Changes to Quebec’s pension legislation, including a move away from solvency funding requirements and the introduction of a cost-sharing model, against the backdrop of a low interest rate environment has had a major influence on the City of Montreal’s pension investment strategy.

The City manages six plans under one pooled portfolio. The assets from all six pension plans are invested by an investment committee, La Commission de la Caisse Commune Régimes de Retraite des Employés de la Ville de Montréal.

While each plan is responsible for its own investment policy, they’ve been essentially the same since inception. In 2019, all of the plans adopted updated policies that target a two per cent allocation to cash, 29 per cent to bonds, 10 per cent to Canadian equity, 34 per cent to foreign equity and 25 per cent to alternatives.

“We are not there at this moment,” says Jacques Marleau, director and deputy treasurer of the City’s finance department and president of La Commission de la Caisse Commune. “We have lower exposure to alternatives and higher exposure to Canadian equity, but we are working to go down that route to achieve this new asset mix that was adopted during 2019.”

The latest change is part of a broader, gradual increase in alternatives — in 2000, the portfolio’s allocation to the asset class stood at three per cent, then grew to eight per cent in 2001 and 16 per cent in 2008.

Over the years, the plans’ investments have been influenced by changes to the legislative landscape and the current investment context. In 2006, Quebec’s municipal sector retirement plans became exempt from solvency obligations. In 2014, legislative changes forced the plans to move to a cost-sharing model, requiring a 50-50 sharing of current service costs and future deficit costs. However, the model had to be negotiated with various unions and it took a few years to reach an agreement. When the agreement was finalized, the City started the process of reviewing its investment policy.

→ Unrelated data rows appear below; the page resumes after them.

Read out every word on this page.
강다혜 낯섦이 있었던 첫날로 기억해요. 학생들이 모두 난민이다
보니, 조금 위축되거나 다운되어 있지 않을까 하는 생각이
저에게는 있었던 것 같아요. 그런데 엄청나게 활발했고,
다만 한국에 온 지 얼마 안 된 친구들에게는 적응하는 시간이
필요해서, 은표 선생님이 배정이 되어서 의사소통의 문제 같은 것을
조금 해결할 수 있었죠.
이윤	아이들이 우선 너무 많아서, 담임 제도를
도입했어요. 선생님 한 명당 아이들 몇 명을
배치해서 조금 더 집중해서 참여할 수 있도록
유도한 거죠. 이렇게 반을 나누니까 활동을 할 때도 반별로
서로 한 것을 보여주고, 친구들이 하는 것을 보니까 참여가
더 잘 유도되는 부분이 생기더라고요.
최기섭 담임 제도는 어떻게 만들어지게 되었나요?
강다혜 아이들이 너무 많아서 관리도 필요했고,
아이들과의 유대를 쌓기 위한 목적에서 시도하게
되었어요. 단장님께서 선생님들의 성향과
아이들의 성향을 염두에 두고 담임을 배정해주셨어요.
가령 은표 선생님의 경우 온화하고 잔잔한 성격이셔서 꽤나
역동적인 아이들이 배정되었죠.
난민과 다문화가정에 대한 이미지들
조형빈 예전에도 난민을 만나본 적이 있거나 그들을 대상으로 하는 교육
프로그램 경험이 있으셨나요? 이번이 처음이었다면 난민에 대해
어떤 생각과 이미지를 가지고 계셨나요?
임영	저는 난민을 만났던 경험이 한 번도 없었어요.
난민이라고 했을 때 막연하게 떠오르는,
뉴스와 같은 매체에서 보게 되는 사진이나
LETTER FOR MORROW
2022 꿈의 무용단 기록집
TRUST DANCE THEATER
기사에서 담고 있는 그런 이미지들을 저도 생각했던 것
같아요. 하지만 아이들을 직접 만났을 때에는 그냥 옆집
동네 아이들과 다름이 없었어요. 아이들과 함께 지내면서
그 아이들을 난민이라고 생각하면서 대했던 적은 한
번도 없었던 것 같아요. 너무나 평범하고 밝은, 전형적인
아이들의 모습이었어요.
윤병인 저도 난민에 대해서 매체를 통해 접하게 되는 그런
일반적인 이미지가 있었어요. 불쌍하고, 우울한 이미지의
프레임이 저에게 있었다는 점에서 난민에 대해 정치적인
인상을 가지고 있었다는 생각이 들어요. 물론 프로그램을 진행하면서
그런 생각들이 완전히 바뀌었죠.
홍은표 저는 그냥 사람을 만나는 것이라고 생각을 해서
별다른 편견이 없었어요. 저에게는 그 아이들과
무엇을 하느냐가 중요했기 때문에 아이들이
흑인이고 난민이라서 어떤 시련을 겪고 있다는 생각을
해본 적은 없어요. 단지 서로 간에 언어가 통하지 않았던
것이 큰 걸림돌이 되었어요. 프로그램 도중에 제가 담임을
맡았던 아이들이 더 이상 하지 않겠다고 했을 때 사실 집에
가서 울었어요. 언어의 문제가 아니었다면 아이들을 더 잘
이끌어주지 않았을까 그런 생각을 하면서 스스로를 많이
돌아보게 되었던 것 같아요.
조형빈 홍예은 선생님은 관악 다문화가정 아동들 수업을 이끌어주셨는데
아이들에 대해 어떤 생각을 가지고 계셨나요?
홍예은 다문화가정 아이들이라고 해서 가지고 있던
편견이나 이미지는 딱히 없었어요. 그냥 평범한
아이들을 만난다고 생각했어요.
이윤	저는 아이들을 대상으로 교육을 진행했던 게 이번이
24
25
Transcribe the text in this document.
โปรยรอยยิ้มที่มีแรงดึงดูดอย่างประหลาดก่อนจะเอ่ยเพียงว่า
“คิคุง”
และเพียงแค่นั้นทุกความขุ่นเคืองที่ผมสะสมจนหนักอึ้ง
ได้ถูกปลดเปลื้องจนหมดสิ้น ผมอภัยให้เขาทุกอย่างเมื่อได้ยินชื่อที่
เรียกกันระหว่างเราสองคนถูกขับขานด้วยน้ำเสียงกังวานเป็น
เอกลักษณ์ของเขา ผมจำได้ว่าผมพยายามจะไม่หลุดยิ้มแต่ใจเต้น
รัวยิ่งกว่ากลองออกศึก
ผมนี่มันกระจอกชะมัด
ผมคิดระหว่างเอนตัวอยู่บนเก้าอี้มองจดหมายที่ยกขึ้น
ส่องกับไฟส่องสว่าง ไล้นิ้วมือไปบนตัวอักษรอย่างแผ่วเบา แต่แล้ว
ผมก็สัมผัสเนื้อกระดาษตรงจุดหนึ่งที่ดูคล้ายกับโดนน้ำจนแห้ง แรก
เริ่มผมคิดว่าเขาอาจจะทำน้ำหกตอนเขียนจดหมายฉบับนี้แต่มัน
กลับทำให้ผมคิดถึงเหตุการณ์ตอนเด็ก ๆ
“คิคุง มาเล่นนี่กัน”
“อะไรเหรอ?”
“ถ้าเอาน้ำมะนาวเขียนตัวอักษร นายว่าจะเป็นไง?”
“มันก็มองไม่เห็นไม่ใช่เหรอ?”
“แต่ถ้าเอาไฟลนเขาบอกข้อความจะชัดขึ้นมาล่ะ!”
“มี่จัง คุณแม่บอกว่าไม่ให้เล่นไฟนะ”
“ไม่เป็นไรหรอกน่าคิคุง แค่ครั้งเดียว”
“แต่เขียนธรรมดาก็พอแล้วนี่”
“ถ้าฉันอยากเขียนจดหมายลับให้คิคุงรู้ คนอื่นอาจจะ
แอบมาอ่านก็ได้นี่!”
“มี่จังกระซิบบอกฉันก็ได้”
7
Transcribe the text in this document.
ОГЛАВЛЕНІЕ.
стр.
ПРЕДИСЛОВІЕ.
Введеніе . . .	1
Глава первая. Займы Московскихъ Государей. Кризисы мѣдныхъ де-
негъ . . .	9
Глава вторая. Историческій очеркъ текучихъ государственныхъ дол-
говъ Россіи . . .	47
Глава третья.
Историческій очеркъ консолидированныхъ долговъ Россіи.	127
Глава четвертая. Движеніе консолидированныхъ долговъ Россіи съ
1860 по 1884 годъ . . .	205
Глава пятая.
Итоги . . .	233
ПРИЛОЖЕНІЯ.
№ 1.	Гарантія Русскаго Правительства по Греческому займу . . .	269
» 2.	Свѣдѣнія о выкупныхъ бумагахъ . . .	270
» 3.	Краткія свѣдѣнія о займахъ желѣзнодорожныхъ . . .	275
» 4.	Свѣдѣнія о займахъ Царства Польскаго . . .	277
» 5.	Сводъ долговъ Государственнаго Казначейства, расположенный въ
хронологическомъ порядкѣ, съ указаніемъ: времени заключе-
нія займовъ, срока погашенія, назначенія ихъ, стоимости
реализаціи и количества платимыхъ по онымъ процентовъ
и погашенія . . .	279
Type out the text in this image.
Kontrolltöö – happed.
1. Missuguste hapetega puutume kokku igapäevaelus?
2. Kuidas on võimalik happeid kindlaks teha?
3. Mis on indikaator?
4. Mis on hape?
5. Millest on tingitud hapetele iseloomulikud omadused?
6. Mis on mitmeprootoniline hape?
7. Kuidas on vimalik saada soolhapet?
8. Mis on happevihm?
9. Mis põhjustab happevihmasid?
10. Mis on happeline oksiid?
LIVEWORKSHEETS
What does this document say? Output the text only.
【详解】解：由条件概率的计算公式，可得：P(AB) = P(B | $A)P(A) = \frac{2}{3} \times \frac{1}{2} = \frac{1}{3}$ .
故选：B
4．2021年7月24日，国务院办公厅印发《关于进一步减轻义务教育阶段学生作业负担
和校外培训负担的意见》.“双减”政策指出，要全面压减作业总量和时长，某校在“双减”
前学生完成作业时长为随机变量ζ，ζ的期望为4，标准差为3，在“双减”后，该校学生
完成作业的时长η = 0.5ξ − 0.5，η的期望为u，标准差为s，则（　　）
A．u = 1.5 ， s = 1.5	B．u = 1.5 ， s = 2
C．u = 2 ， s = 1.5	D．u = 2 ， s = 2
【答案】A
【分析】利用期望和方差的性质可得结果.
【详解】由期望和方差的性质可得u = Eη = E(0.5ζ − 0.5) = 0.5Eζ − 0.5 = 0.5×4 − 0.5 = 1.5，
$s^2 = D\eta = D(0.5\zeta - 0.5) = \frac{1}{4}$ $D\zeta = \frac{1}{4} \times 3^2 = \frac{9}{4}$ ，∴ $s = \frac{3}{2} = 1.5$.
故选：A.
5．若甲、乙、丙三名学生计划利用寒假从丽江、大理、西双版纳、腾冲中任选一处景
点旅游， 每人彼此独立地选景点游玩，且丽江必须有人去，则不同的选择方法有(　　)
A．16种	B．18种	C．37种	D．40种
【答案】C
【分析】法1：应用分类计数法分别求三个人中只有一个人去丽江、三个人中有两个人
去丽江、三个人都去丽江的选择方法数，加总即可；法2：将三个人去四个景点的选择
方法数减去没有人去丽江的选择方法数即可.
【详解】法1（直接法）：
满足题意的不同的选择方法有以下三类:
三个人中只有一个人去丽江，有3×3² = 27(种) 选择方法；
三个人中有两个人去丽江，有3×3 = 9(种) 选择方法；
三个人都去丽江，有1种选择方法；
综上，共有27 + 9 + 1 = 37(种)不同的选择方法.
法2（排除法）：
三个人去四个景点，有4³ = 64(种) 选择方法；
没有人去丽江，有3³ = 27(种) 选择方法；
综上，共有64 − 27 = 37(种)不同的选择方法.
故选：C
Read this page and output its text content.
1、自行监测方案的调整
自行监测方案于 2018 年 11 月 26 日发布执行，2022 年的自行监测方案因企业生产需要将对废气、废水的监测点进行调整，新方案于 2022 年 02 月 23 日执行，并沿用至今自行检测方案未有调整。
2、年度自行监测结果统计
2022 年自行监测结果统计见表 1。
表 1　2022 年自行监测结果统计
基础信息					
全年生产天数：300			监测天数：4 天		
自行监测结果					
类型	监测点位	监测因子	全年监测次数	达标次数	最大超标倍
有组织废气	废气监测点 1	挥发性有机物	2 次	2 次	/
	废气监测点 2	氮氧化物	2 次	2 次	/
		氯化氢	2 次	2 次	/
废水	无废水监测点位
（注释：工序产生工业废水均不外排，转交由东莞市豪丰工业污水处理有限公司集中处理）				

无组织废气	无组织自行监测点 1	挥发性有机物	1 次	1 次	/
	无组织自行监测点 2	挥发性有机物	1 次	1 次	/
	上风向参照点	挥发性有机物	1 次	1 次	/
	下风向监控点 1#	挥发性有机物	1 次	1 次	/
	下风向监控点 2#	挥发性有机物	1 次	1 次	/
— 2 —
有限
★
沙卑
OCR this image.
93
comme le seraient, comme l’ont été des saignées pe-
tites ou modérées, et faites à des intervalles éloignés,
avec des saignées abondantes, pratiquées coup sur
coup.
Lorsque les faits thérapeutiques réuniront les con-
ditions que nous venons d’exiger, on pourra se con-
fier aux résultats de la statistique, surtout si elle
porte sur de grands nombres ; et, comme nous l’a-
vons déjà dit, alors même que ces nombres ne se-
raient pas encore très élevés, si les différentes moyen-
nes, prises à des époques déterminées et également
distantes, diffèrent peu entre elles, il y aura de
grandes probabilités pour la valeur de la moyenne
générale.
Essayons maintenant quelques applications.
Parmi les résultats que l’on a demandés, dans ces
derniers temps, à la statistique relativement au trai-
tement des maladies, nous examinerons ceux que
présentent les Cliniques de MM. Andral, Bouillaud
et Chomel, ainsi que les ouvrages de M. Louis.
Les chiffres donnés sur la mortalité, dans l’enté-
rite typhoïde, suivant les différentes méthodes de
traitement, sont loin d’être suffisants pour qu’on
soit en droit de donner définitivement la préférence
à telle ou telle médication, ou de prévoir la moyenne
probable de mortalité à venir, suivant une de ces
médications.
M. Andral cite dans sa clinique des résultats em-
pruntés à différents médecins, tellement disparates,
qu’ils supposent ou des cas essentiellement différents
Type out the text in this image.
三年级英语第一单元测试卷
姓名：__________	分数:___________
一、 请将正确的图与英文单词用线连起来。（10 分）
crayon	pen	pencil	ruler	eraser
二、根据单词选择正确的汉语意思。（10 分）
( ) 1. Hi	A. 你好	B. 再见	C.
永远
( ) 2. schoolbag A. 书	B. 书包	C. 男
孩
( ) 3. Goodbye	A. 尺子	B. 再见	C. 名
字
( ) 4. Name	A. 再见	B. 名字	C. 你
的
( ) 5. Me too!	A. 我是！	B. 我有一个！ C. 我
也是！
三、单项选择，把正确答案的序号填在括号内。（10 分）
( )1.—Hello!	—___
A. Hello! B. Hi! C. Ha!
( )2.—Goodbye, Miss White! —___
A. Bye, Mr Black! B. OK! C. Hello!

As a result of the solvency changes, the plans are focused more on portfolio optimization than the mark-to-market position of their liabilities, says Marleau. That said, the cost-sharing model raised concerns about risk and a desire to lower the portfolio’s volatility.

The City was also sensitive about moving too fast to lower risk assets because it would require reducing the expected rate of return for the plans’ actuarial valuations, he notes. In addition, lower expected rates of return on the valuations would lead to higher current service costs in order to meet benefits payment obligations.

“You are in a dilemma where you don’t want to have too much risk in the future, but you don’t want to make changes that will create a big impact on the expected rate of return.”

In the context of a low interest rate environment, the plan moved to alternatives because they complement a traditional fixed income portfolio, achieve good cash flow and earn a better expected rate of return, says Marleau. “If you make a big allocation to the bond sector, you will end up with a lower expected rate of return for sure, and then it will [result in an increase of current service] costs and there’s a lot of sensitivity on that side.”

He notes the City’s plans are looking specifically for alternatives that offer a stable cash flow. And the plans are moving to their new alternative allocation target through a phased approach, says Marleau. “There’s not that much product in the market that meets our objectives.”

If interest rates stay low, when the plans reach their target, they may try to achieve an even higher level over time, he adds.